Salmon is often the dullest item on a restaurant menu. Timothy's, though, knows how to jazz it up. The fillet, cooked to proper flaky specifications, arrives wrapped in phyllo dough, and comes gilded with corn salsa and spinach. An unexpected dash of slow-burning chile adds flavor harmony.
Grilled breast of duck, glazed with sesame, orange and ginger, sends out an irresistible blend of scents. The meat is wonderfully moist, and the zesty, curried lo mein side dish is just one more indication that the chef refuses to sleepwalk through his dinner performance.

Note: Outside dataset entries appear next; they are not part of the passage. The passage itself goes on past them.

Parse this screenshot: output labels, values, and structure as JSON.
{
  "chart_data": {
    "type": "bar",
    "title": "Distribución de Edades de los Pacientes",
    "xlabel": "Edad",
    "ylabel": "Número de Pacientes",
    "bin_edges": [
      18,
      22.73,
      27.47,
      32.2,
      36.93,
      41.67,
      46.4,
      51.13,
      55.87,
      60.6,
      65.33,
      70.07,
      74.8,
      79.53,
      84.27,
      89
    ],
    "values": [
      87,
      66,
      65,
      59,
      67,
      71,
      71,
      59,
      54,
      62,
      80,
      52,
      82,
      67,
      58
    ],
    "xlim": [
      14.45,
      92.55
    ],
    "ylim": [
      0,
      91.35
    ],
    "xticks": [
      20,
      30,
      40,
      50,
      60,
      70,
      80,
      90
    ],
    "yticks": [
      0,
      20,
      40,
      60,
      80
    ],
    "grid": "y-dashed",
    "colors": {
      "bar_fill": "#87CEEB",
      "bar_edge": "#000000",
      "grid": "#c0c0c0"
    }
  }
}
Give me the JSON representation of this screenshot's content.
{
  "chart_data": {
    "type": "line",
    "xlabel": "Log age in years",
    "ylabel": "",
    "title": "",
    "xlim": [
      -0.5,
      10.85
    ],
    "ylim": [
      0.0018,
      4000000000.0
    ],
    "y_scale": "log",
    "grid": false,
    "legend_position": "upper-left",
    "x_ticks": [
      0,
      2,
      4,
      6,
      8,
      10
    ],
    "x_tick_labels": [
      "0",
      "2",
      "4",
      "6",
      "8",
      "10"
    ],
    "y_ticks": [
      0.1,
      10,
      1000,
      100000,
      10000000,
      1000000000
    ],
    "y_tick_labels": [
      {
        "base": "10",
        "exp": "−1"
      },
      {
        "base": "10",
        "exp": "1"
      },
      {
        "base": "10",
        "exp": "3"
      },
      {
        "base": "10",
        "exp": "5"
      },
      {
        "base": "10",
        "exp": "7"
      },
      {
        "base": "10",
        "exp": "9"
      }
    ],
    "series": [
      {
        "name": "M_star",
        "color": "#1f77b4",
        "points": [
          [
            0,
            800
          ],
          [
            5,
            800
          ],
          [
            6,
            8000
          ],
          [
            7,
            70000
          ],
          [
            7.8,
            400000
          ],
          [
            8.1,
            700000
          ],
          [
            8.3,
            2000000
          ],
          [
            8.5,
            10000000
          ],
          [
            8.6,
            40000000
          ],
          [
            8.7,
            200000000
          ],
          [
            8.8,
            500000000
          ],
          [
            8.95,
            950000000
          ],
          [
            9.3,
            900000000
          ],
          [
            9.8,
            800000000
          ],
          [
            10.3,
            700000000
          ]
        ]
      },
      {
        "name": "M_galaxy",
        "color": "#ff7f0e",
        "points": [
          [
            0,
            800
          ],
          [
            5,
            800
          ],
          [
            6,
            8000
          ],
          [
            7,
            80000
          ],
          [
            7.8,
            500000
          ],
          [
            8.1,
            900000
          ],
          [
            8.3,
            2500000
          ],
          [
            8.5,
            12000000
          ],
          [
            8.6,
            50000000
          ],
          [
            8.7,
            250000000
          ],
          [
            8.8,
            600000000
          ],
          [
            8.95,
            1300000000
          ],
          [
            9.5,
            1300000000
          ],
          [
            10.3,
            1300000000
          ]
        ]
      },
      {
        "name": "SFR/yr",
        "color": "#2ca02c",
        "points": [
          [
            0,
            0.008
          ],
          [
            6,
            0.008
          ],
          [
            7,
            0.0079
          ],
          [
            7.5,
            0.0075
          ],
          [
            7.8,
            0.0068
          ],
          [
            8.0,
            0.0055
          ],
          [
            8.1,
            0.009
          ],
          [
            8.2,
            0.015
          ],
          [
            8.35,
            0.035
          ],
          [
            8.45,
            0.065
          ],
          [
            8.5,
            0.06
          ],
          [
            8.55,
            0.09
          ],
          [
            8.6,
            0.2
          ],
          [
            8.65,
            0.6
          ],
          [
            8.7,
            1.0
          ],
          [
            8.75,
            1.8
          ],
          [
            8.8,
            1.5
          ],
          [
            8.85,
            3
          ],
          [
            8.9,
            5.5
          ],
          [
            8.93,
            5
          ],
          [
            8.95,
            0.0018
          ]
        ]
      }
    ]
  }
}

Desserts don't miss a beat. The housemade tuxedo pie is a sweet way to finish up. It's a big, chewy chocolate truffle; creamy and rich. And there's no stinting on the cheese in the dense raspberry cheesecake. The only false note? It's the coffee, which tasted like it was brewed in the Jazz Age.
An evening at Timothy's is not cheap. While there's no cover, the price of entertainment has surely been factored into the menu. Two entrees, with shared appetizer and dessert, can run two people $55 to $65, before adding on drinks, tax and tip.
It's hard to find any bargains on the extensive wine list, either: $30 for a Beaujolais Villages is more than three times the retail price. I paid $50 for a bottle of Veuve Cliquot yellow label champagne at one of this town's ritziest restaurants. Here it's $72. And a bottle of Santa Rita "120" Merlot goes for $21; it's five bucks at local supermarkets.